In the spin room after the debate, Sen. Jeff Sessions (R-AL), one of Trump’s earliest supporters who also sits on the Senate Judiciary Committee, which has oversight over the federal judicial system, seemed a little thrown off, at first, by TPM’s question whether that was an appropriate use of the political system.

“Well, I like that he said a special prosecutor, and so, I, uh, think one might be justified, we will have to see about that, I haven’t studied it,” Sessions said. “But he didn’t say that he was going to direct a prosecutor to bring charges. He just said a special prosecutor to investigate, and that would be an independent prosecutor to investigate, and that would be an independent prosecutor in the special prosecutor system, not one picked by the president.”

(Trump said that he would instruct the AG to get a special prosecutor, and that “We’re going to get a special prosecutor because people have been, their lives have been destroyed for doing one fifth of what you’ve done.”)

Sen.
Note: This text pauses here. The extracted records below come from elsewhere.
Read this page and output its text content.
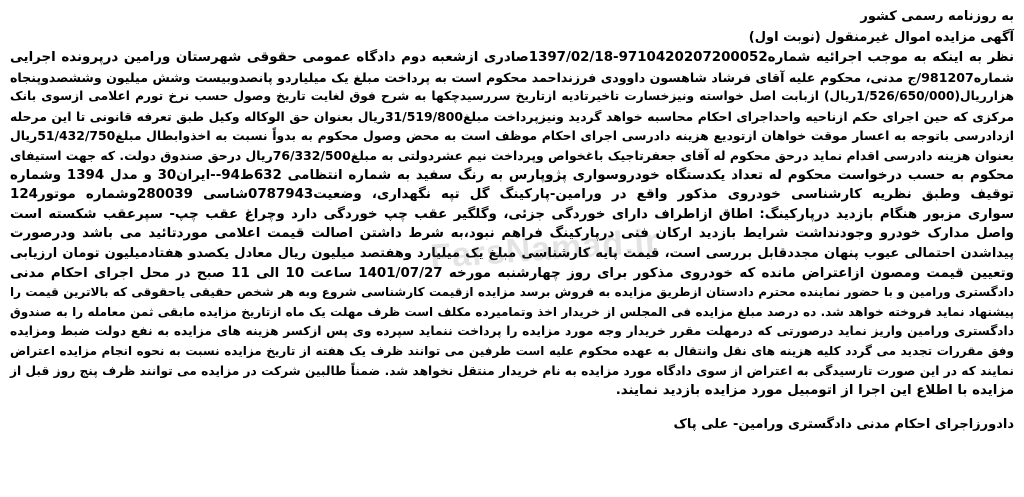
به روزنامه رسمی کشور
آگهی مزایده اموال غیرمنقول (نوبت اول)
نظر به اینکه به موجب اجرائیه شماره9710420207200052-1397/02/18صادری ازشعبه دوم دادگاه عمومی حقوقی شهرستان ورامین درپرونده اجرایی
شماره981207/ج مدنی، محکوم علیه آقای فرشاد شاهسون داوودی فرزنداحمد محکوم است به پرداخت مبلغ یک میلیاردو پانصدوبیست وشش میلیون وششصدوپنجاه
هزارریال(1/526/650/000ریال) ازبابت اصل خواسته ونیزخسارت تاخیرتادیه ازتاریخ سررسیدچکها به شرح فوق لغایت تاریخ وصول حسب نرخ تورم اعلامی ازسوی بانک
مرکزی که حین اجرای حکم ازناحیه واحداجرای احکام محاسبه خواهد گردید ونیزپرداخت مبلغ31/519/800ریال بعنوان حق الوکاله وکیل طبق تعرفه قانونی تا این مرحله
ازدادرسی باتوجه به اعسار موقت خواهان ازتودیع هزینه دادرسی اجرای احکام موظف است به محض وصول محکوم به بدواً نسبت به اخذوابطال مبلغ51/432/750ریال
بعنوان هزینه دادرسی اقدام نماید درحق محکوم له آقای جعفرتاجیک باغخواص وپرداخت نیم عشردولتی به مبلغ76/332/500ریال درحق صندوق دولت. که جهت استیفای
محکوم به حسب درخواست محکوم له تعداد یکدستگاه خودروسواری پژوپارس به رنگ سفید به شماره انتظامی 632ط94--ایران30 و مدل 1394 وشماره
توقیف وطبق نظریه کارشناسی خودروی مذکور واقع در ورامین-پارکینگ گل تپه نگهداری، وضعیت0787943شاسی 280039وشماره موتور124
سواری مزبور هنگام بازدید درپارکینگ: اطاق ازاطراف دارای خوردگی جزئی، وگلگیر عقب چپ خوردگی دارد وچراغ عقب چپ- سپرعقب شکسته است
واصل مدارک خودرو وجودنداشت شرایط بازدید ارکان فنی درپارکینگ فراهم نبود،به شرط داشتن اصالت قیمت اعلامی موردتائید می باشد ودرصورت
پیداشدن احتمالی عیوب پنهان مجددقابل بررسی است، قیمت پایه کارشناسی مبلغ یک میلیارد وهفتصد میلیون ریال معادل یکصدو هفتادمیلیون تومان ارزیابی
وتعیین قیمت ومصون ازاعتراض مانده که خودروی مذکور برای روز چهارشنبه مورخه 1401/07/27 ساعت 10 الی 11 صبح در محل اجرای احکام مدنی
دادگستری ورامین و با حضور نماینده محترم دادستان ازطریق مزایده به فروش برسد مزایده ازقیمت کارشناسی شروع وبه هر شخص حقیقی یاحقوقی که بالاترین قیمت را
پیشنهاد نماید فروخته خواهد شد. ده درصد مبلغ مزایده فی المجلس از خریدار اخذ وتمامیرده مکلف است ظرف مهلت یک ماه ازتاریخ مزایده مابقی ثمن معامله را به صندوق
دادگستری ورامین واریز نماید درصورتی که درمهلت مقرر خریدار وجه مورد مزایده را پرداخت ننماید سپرده وی پس ازکسر هزینه های مزایده به نفع دولت ضبط ومزایده
وفق مقررات تجدید می گردد کلیه هزینه های نقل وانتقال به عهده محکوم علیه است طرفین می توانند ظرف یک هفته از تاریخ مزایده نسبت به نحوه انجام مزایده اعتراض
نمایند که در این صورت تارسیدگی به اعتراض از سوی دادگاه مورد مزایده به نام خریدار منتقل نخواهد شد. ضمناً طالبین شرکت در مزایده می توانند ظرف پنج روز قبل از
مزایده با اطلاع این اجرا از اتومبیل مورد مزایده بازدید نمایند.
دادورزاجرای احکام مدنی دادگستری ورامین- علی پاک
FarsNamad.ir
Claire McCaskill (D-MO), a Clinton surrogate, brought up the comment when a reporter asked her what Trump’s worst debate moments were.

“The notion that he would stand up there and say, ‘I am going to prosecute Hillary Clinton and you belong in jail,’ it’s irresponsible and it’s insulting to the FBI,” she said.

Former Attorney General Eric Holder responded to Trump’s remark on Twitter, calling it “dangerous” and arguing that Trump was “promising to abuse the power of the office.”

But Trump’s supporters saw no such dangers in the legal and political implication of Trump’s vow.

“Look, there were federal laws that were broken,” Jason Miller, a Trump campaign spokesman and former Senate staffer, said in the spin room. “Why do you think that five people took immunity deals in this? This is why people call her crooked Hillary Clinton, we saw the Fox News poll that came out last Friday, 52 percent think the name ‘crooked’ applies to Hillary Clinton, so it was ridiculous. It was very clear the laws have been broken here. “

Rep. Jason Smith (R-MO) also defended Trump’s promise.

“I have heard several members of Congress do the same thing,” he said.